Taken from the British Newspaper Archive website

THE AMALGAMATED SOCIETY OF ENGINEERS

Yesterday evening, a large meeting was held in the hall of the Mechanics’ Institute, Keighley. The meeting was convened by the members of the Keighley Branch of the Amalgamated Society of Engineers, for the purpose of presenting Mr Smith Buckley, of Haworth, one of their members, who met with an accident which caused the loss of his leg, with the sum of £100. Mr J Summerscales, of Keighley, occupied the chair, and impressed upon his audience the necessity for rendering better support to the Cottage Hospital in the town. Mr John Burnett, general secretary to the London society, spoke of the benefit which trades unions had had in raising the position of the working classes and in improving the trade of the country. Mr D Guile, of London, also addressed the meeting. Mr Henry Mitchell, president of the Bradford Chamber of Commerce, made the presentation, and spoke of the relation of England with foreign countries. The usual complimentary votes brought the meeting to a close.

Over the next thirty years Smith had various occupations listed in the census returns:-

1881 – Beerhouse keeper at the Princess Hotel, Duncan Street, Bradford.
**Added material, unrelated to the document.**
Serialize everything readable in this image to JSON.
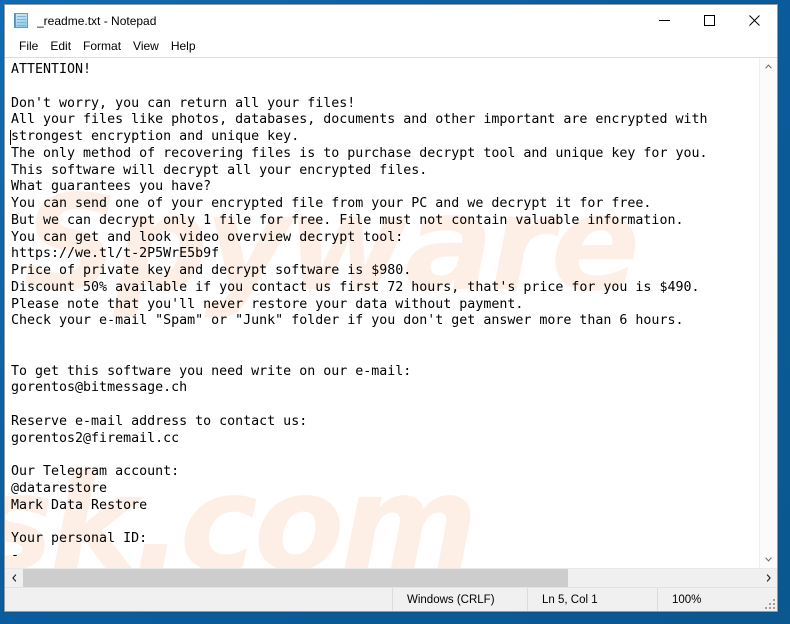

He made the newspapers again during his time as landlord for allowing drunkeness on his premises.

1891 – Furniture broker

1901 – Machine fitter

1911 – Textile fitter

I have enormous pride and respect for Smith. It seems as though he was courageous, determined and very hard working.

Smith died at the age of 65 and was buried in Utley Cemetery, Keighley on 9 July 1913.